Ce qui est différent aujourd’hui, c’est la stratégie adoptée, qui consiste pour Trump à faire ce qu’il peut pour éliminer le département de sa propre autorité tout en cherchant l’approbation du Congrès dont il a légalement besoin.
Le projet de décret comporte deux volets suivant cette logique.
La première demande à la ministre de l’éducation, Linda McMahon d’organiser la réduction de ses propres fonctions. Dans ce cadre, Mme McMahon doit accorder une attention particulière à tous les programmes susceptibles de contrevenir aux initiatives antérieures de l’administration en matière de diversité, d’équité et d’inclusion, ou DEI (diversity, equity and inclusion).
La deuxième partie indique que ces actions doivent respecter la législation et les orientations administratives existantes. Cela équivaut à une affirmation d’autorité pour le Bureau de la gestion et du budget de Trump.
D’un point de vue élémentaire, Trump rappelle ainsi à tout le monde qu’il contrôle le budget opérationnel du ministère de l’éducation. En même temps, je crois qu’il demande implicitement au Congrès de terminer le travail de Mme McMahon en supprimant tout obstacle juridique persistant au démantèlement final de l’agence.

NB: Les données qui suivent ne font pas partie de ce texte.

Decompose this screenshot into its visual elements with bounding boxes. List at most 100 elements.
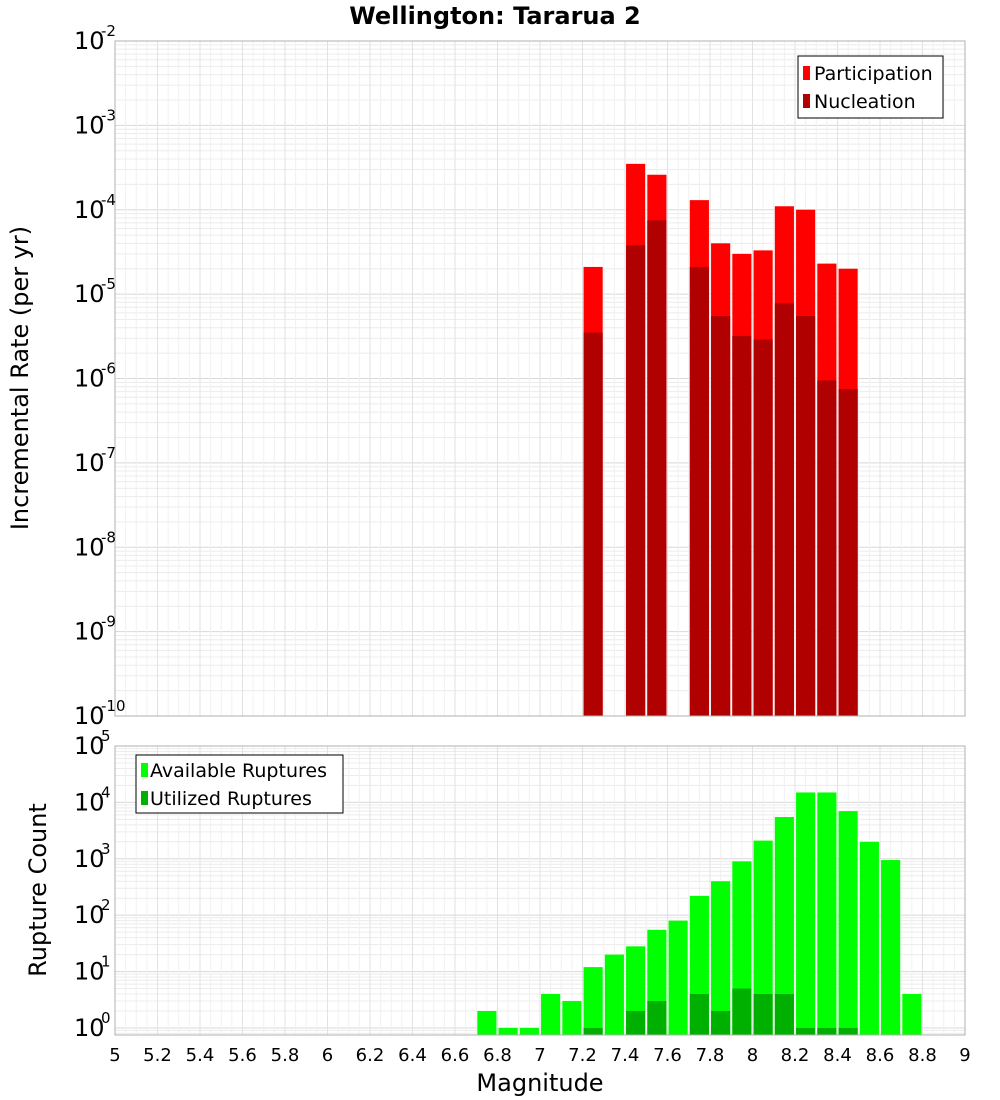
- top-grid: [114, 41, 966, 717]
- top-y-tick-exponent: -8: [101, 528, 116, 546]
- bottom-bar-utilized-ruptures-7.75: [689, 994, 709, 1035]
- top-y-tick-label: 10: [74, 702, 105, 730]
- top-bar-nucleation-8.25: [796, 316, 816, 716]
- legend-swatch-nucleation: [803, 94, 810, 108]
- top-y-tick-exponent: -5: [101, 275, 116, 293]
- top-y-tick-label: 10: [74, 280, 105, 308]
- chart-title: Wellington: Tararua 2: [349, 2, 641, 30]
- top-y-tick-exponent: -6: [101, 360, 116, 378]
- top-y-tick-label: 10: [74, 196, 105, 224]
- bottom-bar-available-ruptures-6.85: [498, 1027, 518, 1035]
- top-y-tick-exponent: -3: [101, 106, 116, 124]
- bottom-y-tick-exponent: 5: [101, 727, 111, 745]
- x-tick-label: 8.6: [866, 1045, 895, 1066]
- x-tick-label: 5.2: [143, 1045, 172, 1066]
- bottom-bar-utilized-ruptures-8.15: [774, 994, 794, 1035]
- x-tick-label: 7.4: [611, 1045, 640, 1066]
- bottom-y-tick-label: 10: [74, 788, 105, 816]
- bottom-y-tick-exponent: 1: [101, 953, 111, 971]
- top-y-tick-label: 10: [74, 27, 105, 55]
- bottom-bar-available-ruptures-8.75: [902, 994, 922, 1035]
- legend-label-available: Available Ruptures: [150, 760, 327, 782]
- bottom-bar-available-ruptures-8.15: [774, 817, 794, 1035]
- bottom-y-tick-exponent: 0: [101, 1009, 111, 1027]
- x-tick-label: 7.8: [696, 1045, 725, 1066]
- top-bars: [583, 163, 858, 717]
- bottom-y-tick-label: 10: [74, 1014, 105, 1042]
- top-bar-nucleation-7.45: [626, 245, 646, 717]
- legend-swatch-utilized: [141, 791, 148, 805]
- top-bar-nucleation-8.15: [774, 303, 794, 716]
- x-tick-label: 5.8: [271, 1045, 300, 1066]
- bottom-bar-utilized-ruptures-7.25: [583, 1027, 603, 1035]
- x-tick-label: 7: [534, 1045, 545, 1066]
- bottom-y-tick-exponent: 2: [101, 896, 111, 914]
- top-bar-nucleation-8.35: [817, 380, 837, 716]
- top-y-tick-exponent: -4: [101, 191, 116, 209]
- x-tick-label: 7.2: [568, 1045, 597, 1066]
- x-ticks: 5 5.2 5.4 5.6 5.8 6 6.2 6.4 6.6 6.8 7 7.2 7.4 7.6 7.8 8…: [109, 1045, 970, 1066]
- legend-swatch-available: [141, 763, 148, 777]
- legend-swatch-participation: [803, 66, 810, 80]
- bottom-bar-available-ruptures-7.35: [604, 954, 624, 1035]
- bottom-bar-utilized-ruptures-7.95: [732, 988, 752, 1035]
- bottom-y-tick-exponent: 4: [101, 783, 111, 801]
- bottom-bar-utilized-ruptures-8.05: [753, 994, 773, 1035]
- bottom-bar-available-ruptures-8.45: [838, 811, 858, 1035]
- legend-label-participation: Participation: [814, 63, 933, 85]
- x-tick-label: 6.8: [483, 1045, 512, 1066]
- x-tick-label: 5.6: [228, 1045, 257, 1066]
- x-tick-label: 8: [747, 1045, 758, 1066]
- top-y-tick-label: 10: [74, 449, 105, 477]
- top-bar-nucleation-7.55: [647, 220, 667, 717]
- bottom-bar-available-ruptures-8.05: [753, 840, 773, 1035]
- top-y-tick-label: 10: [74, 111, 105, 139]
- bottom-bar-utilized-ruptures-8.35: [817, 1027, 837, 1035]
- top-bar-nucleation-8.45: [838, 389, 858, 716]
- top-legend: Participation Nucleation: [797, 55, 944, 119]
- bottom-bar-utilized-ruptures-7.85: [711, 1010, 731, 1035]
- bottom-y-tick-label: 10: [74, 958, 105, 986]
- x-tick-label: 9: [959, 1045, 970, 1066]
- bottom-bar-utilized-ruptures-8.45: [838, 1027, 858, 1035]
- bottom-bar-utilized-ruptures-7.45: [626, 1010, 646, 1035]
- bottom-bar-available-ruptures-6.95: [519, 1027, 539, 1035]
- top-legend-box: [797, 55, 944, 119]
- bottom-y-tick-exponent: 3: [101, 840, 111, 858]
- top-y-tick-exponent: -10: [101, 697, 126, 715]
- legend-label-nucleation: Nucleation: [814, 91, 916, 113]
- bottom-bar-utilized-ruptures-8.25: [796, 1027, 816, 1035]
- bottom-bar-available-ruptures-7.25: [583, 967, 603, 1035]
- top-y-axis-title: Incremental Rate (per yr): [6, 226, 34, 530]
- bottom-legend-box: [135, 754, 344, 814]
- x-axis-title: Magnitude: [476, 1069, 603, 1097]
- bottom-y-tick-label: 10: [74, 732, 105, 760]
- x-tick-label: 8.8: [908, 1045, 937, 1066]
- bottom-bars: [477, 792, 922, 1035]
- bottom-bar-available-ruptures-8.35: [817, 792, 837, 1035]
- bottom-bar-available-ruptures-6.75: [477, 1010, 497, 1035]
- x-tick-label: 8.2: [781, 1045, 810, 1066]
- top-y-tick-exponent: -9: [101, 613, 116, 631]
- x-tick-label: 6: [322, 1045, 333, 1066]
- top-y-tick-label: 10: [74, 618, 105, 646]
- x-tick-label: 5.4: [186, 1045, 215, 1066]
- x-tick-label: 5: [109, 1045, 120, 1066]
- bottom-y-axis-title: Rupture Count: [24, 803, 52, 977]
- bottom-y-tick-label: 10: [74, 901, 105, 929]
- top-bar-nucleation-7.25: [583, 332, 603, 716]
- top-y-tick-exponent: -7: [101, 444, 116, 462]
- legend-label-utilized: Utilized Ruptures: [150, 788, 312, 810]
- top-plot-border: [114, 40, 966, 717]
- bottom-bar-available-ruptures-7.65: [668, 920, 688, 1035]
- x-tick-label: 6.2: [356, 1045, 385, 1066]
- top-y-tick-label: 10: [74, 365, 105, 393]
- bottom-y-tick-label: 10: [74, 845, 105, 873]
- bottom-bar-utilized-ruptures-7.55: [647, 1001, 667, 1035]
- top-bar-nucleation-7.95: [732, 335, 752, 716]
- bottom-bar-available-ruptures-7.05: [541, 994, 561, 1035]
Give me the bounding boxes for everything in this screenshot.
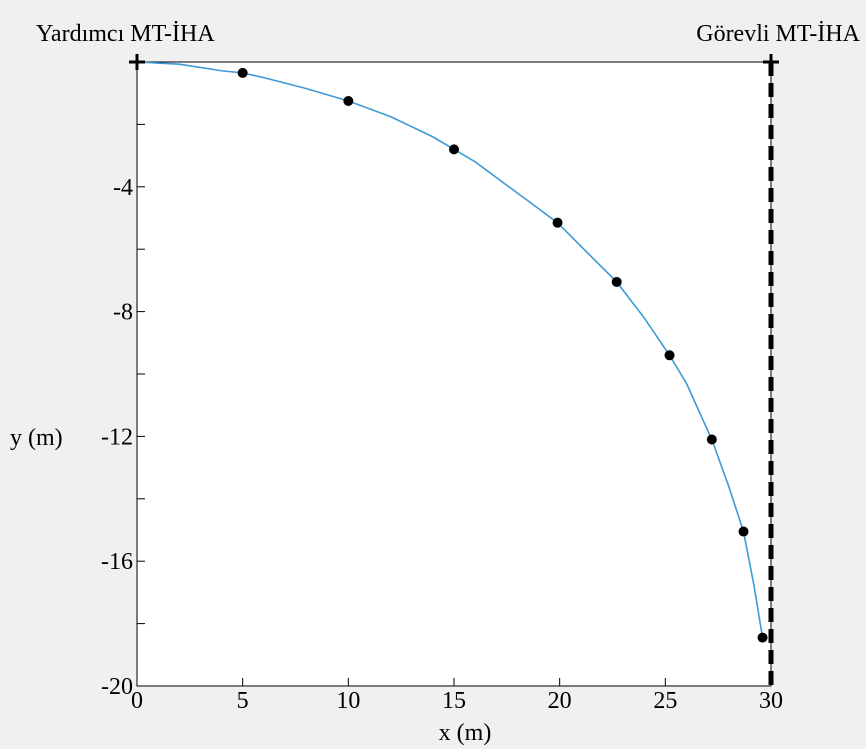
x-tick-label-0: 0	[131, 688, 143, 714]
x-tick-label-6: 30	[759, 688, 783, 714]
tick-labels: 0 5 10 15 20 25 30 -20 -16 -12 -8 -4	[101, 175, 783, 714]
annotations: Yardımcı MT-İHA Görevli MT-İHA	[36, 21, 861, 70]
x-tick-label-3: 15	[442, 688, 466, 714]
data-point-5	[664, 350, 675, 361]
x-tick-label-5: 25	[653, 688, 677, 714]
data-markers	[237, 67, 768, 643]
x-axis-label: x (m)	[439, 720, 492, 746]
annotation-1: Görevli MT-İHA	[696, 21, 861, 70]
y-axis-label: y (m)	[10, 425, 63, 451]
y-tick-label-4: -4	[113, 175, 133, 201]
annotation-label-1: Görevli MT-İHA	[696, 21, 860, 47]
x-tick-label-1: 5	[237, 688, 249, 714]
data-point-8	[757, 632, 768, 643]
x-tick-label-4: 20	[548, 688, 572, 714]
plot-area	[136, 61, 772, 687]
data-point-0	[237, 67, 248, 78]
data-point-1	[343, 96, 354, 106]
data-point-4	[611, 276, 622, 287]
data-point-6	[706, 434, 717, 445]
y-tick-label-3: -8	[113, 300, 133, 326]
y-tick-label-1: -16	[101, 549, 133, 575]
y-tick-label-2: -12	[101, 424, 133, 450]
trajectory-curve	[136, 61, 764, 638]
annotation-label-0: Yardımcı MT-İHA	[36, 21, 215, 47]
y-tick-label-0: -20	[101, 674, 133, 700]
x-tick-label-2: 10	[336, 688, 360, 714]
data-point-2	[449, 144, 459, 155]
curve-line	[136, 61, 764, 638]
data-point-7	[738, 526, 749, 537]
data-point-3	[552, 217, 563, 228]
annotation-0: Yardımcı MT-İHA	[36, 21, 215, 70]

La question de savoir si le Congrès le fera est purement spéculative, surtout dans le contexte politique actuel.
En 2023, une majorité bipartisane de membres de la Chambre des représentants des États-Unis a déjà rejeté une proposition visant à supprimer le département de l’éducation. Mais c’est Joe Biden qui était alors président. Il est presque certain qu’il aurait de toute façon opposé son veto à toute proposition de loi de ce type qui aurait été adoptée.
Le calcul est différent lorsqu’il s’agit de savoir ce que ferait la Chambre des représentants sous la pression de Trump. Néanmoins, même maintenant, le Sénat a aussi son mot à dire. Il faudrait 60 voix pour mettre fin à l’obstruction des démocrates et supprimer le département.
Une « ultime mission »
Ainsi, dans un sens, un décret de Trump ne ferait que renforcer ce qu’il a entrepris : vider le personnel des agences et stopper leurs activités, tout en appelant le Congrès à terminer le travail.
Mais cela nous ramène à la première partie du décret : demander à la nouvelle ministre de l’éducation d’identifier les postes de l’administration que Trump peut supprimer par lui-même – ou du moins transférer à d’autres agences.
Comme le montrent les licenciements massifs du 11 mars, il n’est même pas certain qu’un tel plan soit nécessaire pour que McMahon commence à démanteler l’agence.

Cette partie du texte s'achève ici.